You probably have a jar of multivitamins somewhere in your house. And it’s probably useless.
There’s a good reason we thought they were necessary: For centuries, sailors who spent enough time at sea would often become lethargic, bleed from their gums, lose their teeth, and bruise like crazy. Then, in the 18th century, a British Naval Surgeon noticed (paywall) that giving them fruits like oranges and lemons relieved their symptoms. This was simultaneously the discovery of scurvy, and one of the first realizations that illness could sometimes be prevented with a little nutritional supplement.
As scientists learned more about the various roles vitamins and minerals play in human health, the nutrition industry got to thinking: What if you could combine all the essentials into one daily pill? Thus in the early 1940s, multivitamins—which include almost every micronutrient we need to function—were born. Since then, they’ve become a staple in bathroom medicine cabinets.
But, for most people living today, there is no reason to take a multivitamin. A meta-analysis published yesterday (May 28) looked through all the randomized studies from Jan. 2012 to Oct. 2017 on multivitamins, some combination pills that include one or two vitamins like calcium and vitamin D, and their connection to heart disease. After narrowing the dataset to just the 179 randomized-controlled studies—the highest standard of medical research—the researchers determined that “conclusive evidence for the benefit of any supplement across all dietary backgrounds (including deficiency and sufficiency) was not demonstrated.”
Today, our diets are a lot better than they used to be; in most countries, we have access to all kinds of foods thanks to the global food trade—which means we don’t need multivitamin pills to fill in any nutritional gaps. That said, those who have dietary restrictions that limit their sources of particular vitamins and minerals may benefit from taking a multivitamin—but there are also individual supplements that may work, too.
The meta-analysis found that some individual vitamins may have associated benefits or risks. Folic acid, for example, seemed to lower risk of heart disease. Antioxidants and niacin, or vitamin B-3, were found to increase the risk of death ever so slightly. But without a causal mechanism, or more specific data, the evidence isn’t enough to say that anyone should or shouldn’t take supplements with those ingredients.
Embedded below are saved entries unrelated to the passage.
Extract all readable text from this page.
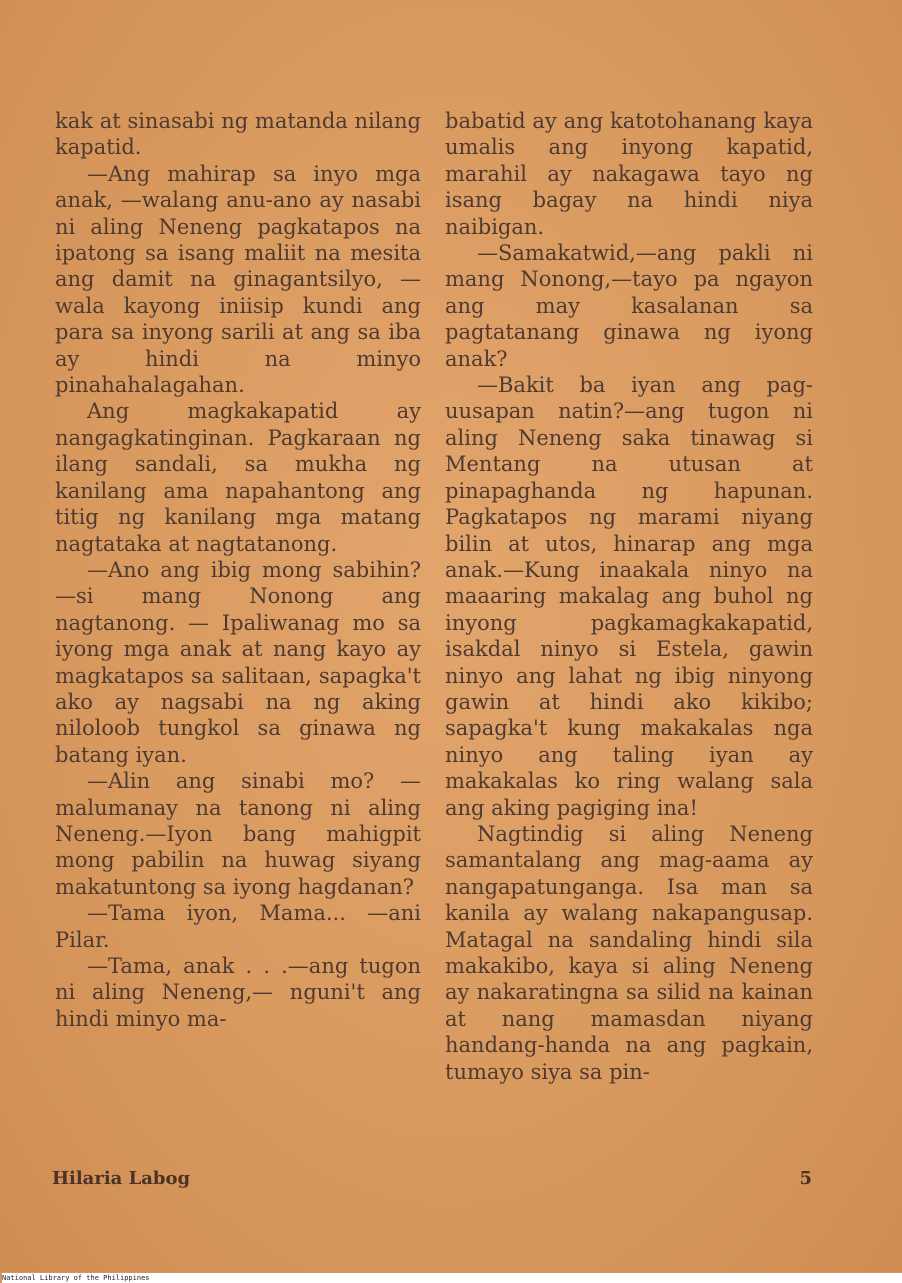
kak at sinasabi ng matanda nilang kapatid.

—Ang mahirap sa inyo mga anak, —walang anu-ano ay nasabi ni aling Neneng pagkatapos na ipatong sa isang maliit na mesita ang damit na ginagantsilyo, — wala kayong iniisip kundi ang para sa inyong sarili at ang sa iba ay hindi na minyo pinahahalagahan.

Ang magkakapatid ay nangagkatinginan. Pagkaraan ng ilang sandali, sa mukha ng kanilang ama napahantong ang titig ng kanilang mga matang nagtataka at nagtatanong.

—Ano ang ibig mong sabihin?—si mang Nonong ang nagtanong. — Ipaliwanag mo sa iyong mga anak at nang kayo ay magkatapos sa salitaan, sapagka't ako ay nagsabi na ng aking niloloob tungkol sa ginawa ng batang iyan.

—Alin ang sinabi mo? — malumanay na tanong ni aling Neneng.—Iyon bang mahigpit mong pabilin na huwag siyang makatuntong sa iyong hagdanan?

—Tama iyon, Mama... —ani Pilar.

—Tama, anak . . .—ang tugon ni aling Neneng,— nguni't ang hindi minyo ma-

babatid ay ang katotohanang kaya umalis ang inyong kapatid, marahil ay nakagawa tayo ng isang bagay na hindi niya naibigan.

—Samakatwid,—ang pakli ni mang Nonong,—tayo pa ngayon ang may kasalanan sa pagtatanang ginawa ng iyong anak?

—Bakit ba iyan ang pag-uusapan natin?—ang tugon ni aling Neneng saka tinawag si Mentang na utusan at pinapaghanda ng hapunan. Pagkatapos ng marami niyang bilin at utos, hinarap ang mga anak.—Kung inaakala ninyo na maaaring makalag ang buhol ng inyong pagkamagkakapatid, isakdal ninyo si Estela, gawin ninyo ang lahat ng ibig ninyong gawin at hindi ako kikibo; sapagka't kung makakalas nga ninyo ang taling iyan ay makakalas ko ring walang sala ang aking pagiging ina!

Nagtindig si aling Neneng samantalang ang mag-aama ay nangapatunganga. Isa man sa kanila ay walang nakapangusap. Matagal na sandaling hindi sila makakibo, kaya si aling Neneng ay nakaratingna sa silid na kainan at nang mamasdan niyang handang-handa na ang pagkain, tumayo siya sa pin-

Hilaria Labog	5
National Library of the Philippines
Some people who take niacin as a prescription to control their cholesterol, in fact, may still benefit greatly from taking it every day.
But multivitamins—not so much. “Our review found that if you want to use multivitamins, vitamin D, calcium, or vitamin C, it does no harm—but there is no apparent advantage either,” David Jenkins, a nutritionist at the University of Toronto and St. Michael’s Hospital, said in a statement.
Still, the fact that these vitamins are harmless doesn’t mean that you should eat them by the handful.